If there is one sector that has seen phenomenal growth during the pandemic, it is the ed-tech sector. According to a 2021 PwC report, the ed-tech sector is expected to grow at a compounded annual growth rate (CAGR) of 30% to reach a market size of $10.4 billion by 2025. The Indian ed-tech sector is crowded, with nearly 4,500 start-ups covering several sub-sectors. Moreover, the sector has also seen a funding boom since 2020. Last year, as per varying reports, the sector received over $4 billion in funding and saw three new unicorns– Eduditus, upGrad and Vedantu.
Since March 2020, school and college closures have forced institutions to look at the multi-modal digital mode of education. “Over the last 2 years, the ed-tech sector has provided major support for students locked out of their classes in schools and colleges,“ says Dr Akhil Shahani, CEO, ask.Careers, adding that a blended model of education may be the long-term future after the pandemic. In fact, a recent Western Union study indicated that 46% of students now prefer a hybrid mode of education.
While the New Education Policy (NEP) 2020 aims to provide impetus to online education, it also recognises the importance of “face-to-face, in-person” learning, indicating a blended mode of education.

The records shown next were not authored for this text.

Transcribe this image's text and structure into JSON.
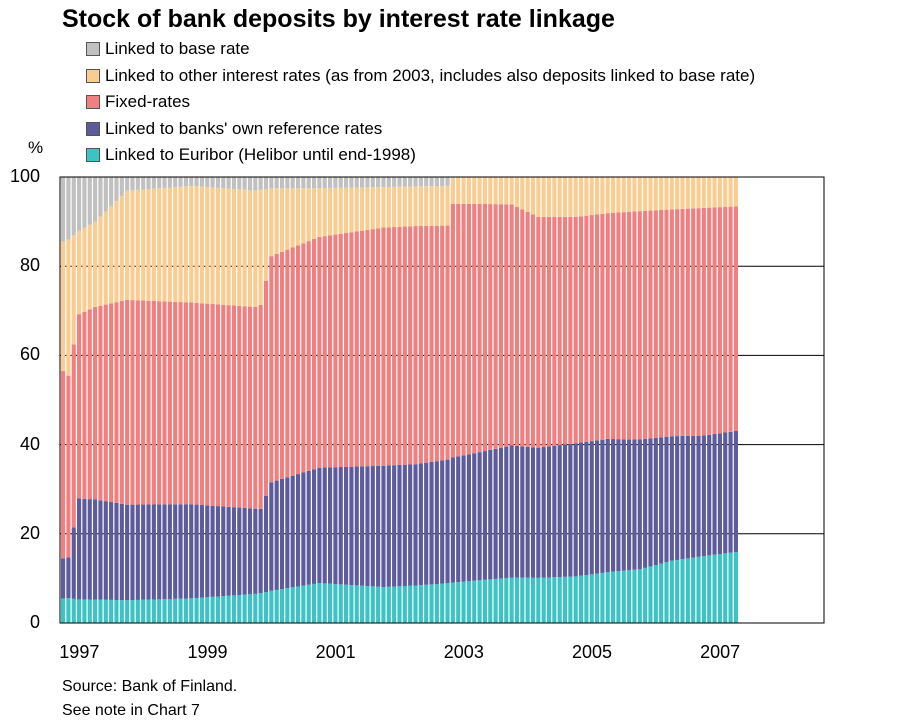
{
  "chart_data": {
    "type": "bar",
    "stacked": true,
    "title": "Stock of bank deposits by interest rate linkage",
    "ylabel": "%",
    "ylim": [
      0,
      100
    ],
    "yticks": [
      "0",
      "20",
      "40",
      "60",
      "80",
      "100"
    ],
    "xticks": [
      "1997",
      "1999",
      "2001",
      "2003",
      "2005",
      "2007"
    ],
    "x_start": "1996-12",
    "x_end": "2007-06",
    "frequency": "monthly",
    "grid": "horizontal",
    "legend_position": "top",
    "series": [
      {
        "name": "Linked to base rate",
        "color": "#c0c0c0",
        "anchors": [
          [
            0,
            14.5
          ],
          [
            6,
            10
          ],
          [
            12,
            3
          ],
          [
            24,
            2
          ],
          [
            36,
            3
          ],
          [
            39,
            2.5
          ],
          [
            48,
            2.5
          ],
          [
            72,
            2
          ],
          [
            73,
            0
          ],
          [
            127,
            0
          ]
        ]
      },
      {
        "name": "Linked to other interest rates (as from 2003, includes also deposits linked to base rate)",
        "color": "#f9cd92",
        "anchors": [
          [
            0,
            29
          ],
          [
            1,
            30
          ],
          [
            3,
            19
          ],
          [
            6,
            19
          ],
          [
            12,
            24
          ],
          [
            18,
            25
          ],
          [
            24,
            26
          ],
          [
            30,
            26
          ],
          [
            37,
            26
          ],
          [
            39,
            15
          ],
          [
            48,
            11
          ],
          [
            60,
            9
          ],
          [
            72,
            9
          ],
          [
            73,
            6
          ],
          [
            84,
            6
          ],
          [
            89,
            9
          ],
          [
            96,
            9
          ],
          [
            102,
            8
          ],
          [
            127,
            6.5
          ]
        ]
      },
      {
        "name": "Fixed-rates",
        "color": "#f08080",
        "anchors": [
          [
            0,
            42
          ],
          [
            1,
            40
          ],
          [
            3,
            42
          ],
          [
            12,
            45
          ],
          [
            24,
            45
          ],
          [
            36,
            45
          ],
          [
            37,
            46
          ],
          [
            39,
            50
          ],
          [
            48,
            52
          ],
          [
            60,
            53
          ],
          [
            66,
            54
          ],
          [
            72,
            53
          ],
          [
            73,
            57
          ],
          [
            84,
            53
          ],
          [
            90,
            52
          ],
          [
            96,
            51
          ],
          [
            102,
            50
          ],
          [
            108,
            51
          ],
          [
            114,
            51
          ],
          [
            120,
            51
          ],
          [
            127,
            50
          ]
        ]
      },
      {
        "name": "Linked to banks' own reference rates",
        "color": "#5c5c9c",
        "anchors": [
          [
            0,
            9
          ],
          [
            1,
            9
          ],
          [
            3,
            23
          ],
          [
            12,
            21
          ],
          [
            24,
            21
          ],
          [
            36,
            19
          ],
          [
            37,
            19
          ],
          [
            39,
            24
          ],
          [
            48,
            26
          ],
          [
            60,
            27
          ],
          [
            72,
            28
          ],
          [
            84,
            29
          ],
          [
            96,
            30
          ],
          [
            108,
            29
          ],
          [
            120,
            27
          ],
          [
            127,
            27
          ]
        ]
      },
      {
        "name": "Linked to Euribor (Helibor until end-1998)",
        "color": "#3cc4c4",
        "anchors": [
          [
            0,
            5.5
          ],
          [
            12,
            5
          ],
          [
            24,
            5.5
          ],
          [
            36,
            6.5
          ],
          [
            48,
            9
          ],
          [
            60,
            8
          ],
          [
            72,
            9
          ],
          [
            84,
            10
          ],
          [
            96,
            10.5
          ],
          [
            108,
            12
          ],
          [
            114,
            14
          ],
          [
            120,
            15
          ],
          [
            127,
            16
          ]
        ]
      }
    ]
  },
  "footer": {
    "source": "Source: Bank of Finland.",
    "note": "See note in Chart 7"
  }
}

Echoing the growing urge for hybrid education, Sahil Sheth, Founder, LIDO Learning, wishes for a bigger budget allocation for education, which can help in the integration of technology within traditional classroom-based learning.
Noting that a lot of ed-tech investment is directed largely towards K-12 or higher-order technical skills, ed-tech entrepreneur Samyak Chakrabarty, founder of X Billion Skills Lab, now hopes that the 2022 Budget will also help in enabling mechanisms for enterprises to leverage emerging tech like Virtual Reality to teach vocational skills. “Given that unemployability is a looming crisis in India, the utility of new-age technology for training in vocational skills will lead to an enhancement of employability,” he says.

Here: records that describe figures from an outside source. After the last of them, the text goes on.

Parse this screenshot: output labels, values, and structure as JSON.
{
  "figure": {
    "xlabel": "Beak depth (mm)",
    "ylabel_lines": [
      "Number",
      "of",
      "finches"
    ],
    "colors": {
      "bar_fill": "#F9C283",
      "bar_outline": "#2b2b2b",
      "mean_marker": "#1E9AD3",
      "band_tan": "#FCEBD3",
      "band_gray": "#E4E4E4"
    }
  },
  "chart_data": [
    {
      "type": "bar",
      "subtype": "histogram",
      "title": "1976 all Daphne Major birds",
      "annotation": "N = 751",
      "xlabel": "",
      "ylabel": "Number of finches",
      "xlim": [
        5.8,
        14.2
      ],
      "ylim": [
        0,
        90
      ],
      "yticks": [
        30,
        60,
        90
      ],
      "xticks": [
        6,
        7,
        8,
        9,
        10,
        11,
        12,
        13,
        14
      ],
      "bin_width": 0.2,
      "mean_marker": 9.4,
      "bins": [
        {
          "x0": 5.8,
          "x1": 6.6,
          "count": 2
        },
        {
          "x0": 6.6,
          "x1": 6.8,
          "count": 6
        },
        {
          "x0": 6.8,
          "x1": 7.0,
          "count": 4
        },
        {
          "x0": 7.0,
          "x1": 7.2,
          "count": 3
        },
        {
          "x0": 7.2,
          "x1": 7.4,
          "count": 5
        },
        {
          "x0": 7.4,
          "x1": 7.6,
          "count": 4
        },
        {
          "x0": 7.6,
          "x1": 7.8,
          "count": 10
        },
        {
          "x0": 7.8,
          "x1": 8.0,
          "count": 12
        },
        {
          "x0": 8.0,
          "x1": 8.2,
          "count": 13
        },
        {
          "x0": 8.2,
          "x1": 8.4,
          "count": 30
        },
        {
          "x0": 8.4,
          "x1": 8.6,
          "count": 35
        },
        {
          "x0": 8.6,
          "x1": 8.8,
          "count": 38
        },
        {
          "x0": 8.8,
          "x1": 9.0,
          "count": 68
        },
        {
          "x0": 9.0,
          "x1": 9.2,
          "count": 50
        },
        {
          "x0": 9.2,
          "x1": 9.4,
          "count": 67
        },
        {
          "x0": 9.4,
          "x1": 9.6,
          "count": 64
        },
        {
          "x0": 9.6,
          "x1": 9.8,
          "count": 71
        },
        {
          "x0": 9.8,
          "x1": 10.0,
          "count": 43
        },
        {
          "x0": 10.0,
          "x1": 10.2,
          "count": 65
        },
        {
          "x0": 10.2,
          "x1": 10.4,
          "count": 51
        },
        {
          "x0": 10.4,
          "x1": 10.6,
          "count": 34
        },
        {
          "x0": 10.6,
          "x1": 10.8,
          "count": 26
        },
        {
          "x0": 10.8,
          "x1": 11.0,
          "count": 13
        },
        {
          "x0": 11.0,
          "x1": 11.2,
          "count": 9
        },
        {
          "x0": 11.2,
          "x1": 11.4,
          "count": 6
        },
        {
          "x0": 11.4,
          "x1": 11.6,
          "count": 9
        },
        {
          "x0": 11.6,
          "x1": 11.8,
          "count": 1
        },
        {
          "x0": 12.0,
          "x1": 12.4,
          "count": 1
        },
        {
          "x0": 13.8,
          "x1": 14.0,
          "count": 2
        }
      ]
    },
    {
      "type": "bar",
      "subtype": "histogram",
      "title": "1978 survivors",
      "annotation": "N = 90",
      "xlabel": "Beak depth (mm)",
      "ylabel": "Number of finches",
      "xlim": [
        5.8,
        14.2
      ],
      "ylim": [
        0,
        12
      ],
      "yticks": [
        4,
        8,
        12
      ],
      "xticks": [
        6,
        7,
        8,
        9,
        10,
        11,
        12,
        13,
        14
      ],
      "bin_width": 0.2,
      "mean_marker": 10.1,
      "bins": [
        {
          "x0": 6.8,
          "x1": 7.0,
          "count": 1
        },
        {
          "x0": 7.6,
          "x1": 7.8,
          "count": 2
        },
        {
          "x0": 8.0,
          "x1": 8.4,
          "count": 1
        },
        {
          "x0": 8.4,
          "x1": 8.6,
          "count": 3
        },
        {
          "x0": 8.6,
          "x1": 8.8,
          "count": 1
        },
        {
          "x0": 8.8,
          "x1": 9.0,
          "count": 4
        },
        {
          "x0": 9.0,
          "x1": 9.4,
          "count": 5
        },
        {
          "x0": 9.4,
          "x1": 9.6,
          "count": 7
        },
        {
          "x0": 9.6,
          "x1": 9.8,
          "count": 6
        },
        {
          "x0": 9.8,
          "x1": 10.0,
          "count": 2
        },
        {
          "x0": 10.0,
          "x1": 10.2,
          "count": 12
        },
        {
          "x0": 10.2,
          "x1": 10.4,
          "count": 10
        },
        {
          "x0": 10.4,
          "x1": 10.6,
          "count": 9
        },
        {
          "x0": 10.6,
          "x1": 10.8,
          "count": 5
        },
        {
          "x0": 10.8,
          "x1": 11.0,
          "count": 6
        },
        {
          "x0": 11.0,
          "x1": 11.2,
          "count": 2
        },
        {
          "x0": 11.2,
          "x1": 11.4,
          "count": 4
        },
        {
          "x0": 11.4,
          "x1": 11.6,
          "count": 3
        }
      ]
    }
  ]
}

“Ed-tech companies can support the government in accelerating the integration between new-age skills and future-relevant skills and enhancing the learning outcomes,” adds Nitesh Jain, CEO of BeSingular, an EdTech platform, while urging the government to focus on implementing the NEP in this Budget.
One of the key areas of focus in the NEP 2020 was vocational training, which is now looking for a much-needed renaissance in Budget 2022. Take this stat for some perspective: India Skills Report 2021 estimated the overall employability at 45.9 percent, which is a decline from 46.21 percent in 2020 and 47.38 percent in 2019. This clearly shows that India has been churning out unemployable graduates for years now.
“We hope the upcoming budget would allow higher education institutes to offer a wide variety of vocational education programmes and skill-based training courses with greater private participation,” says Anish Srikrishna, CEO, Times Professional Learning. “The Finance Minister must enhance the budget on new-age skills to ensure our workforce remains competitive,” adds Hersh Shah, CEO of the India Affiliate of the Institute of Risk Management.
Even as the COVID-19 pandemic continues to rage across India, the ed-tech sector also faces a number of closely-linked issues like the ‘digital divide’ between metros and Tier 2 and 3 cities and poor digital infrastructure at the ground level. The Remote Learning Reachability report (2020) by UNICEF stated that only 24 per cent of households have access to the internet across the country, while a study by the Azim Premji Foundation found that 60 percent of schoolchildren didn’t have access to the internet.
Sheth says that smartphones and Internet penetration will play a role in the progress of ed-tech in 2022. “I hope the union budget announces programmes to solidify Internet infrastructure and ensure last-mile connectivity in tier 2 and tier 3 cities,” he says. Chakrabarty concurs with Sheth and adds that last-mile connectivity will help ed-tech reach otherwise largely disconnected but deserving candidates in India’s smaller towns.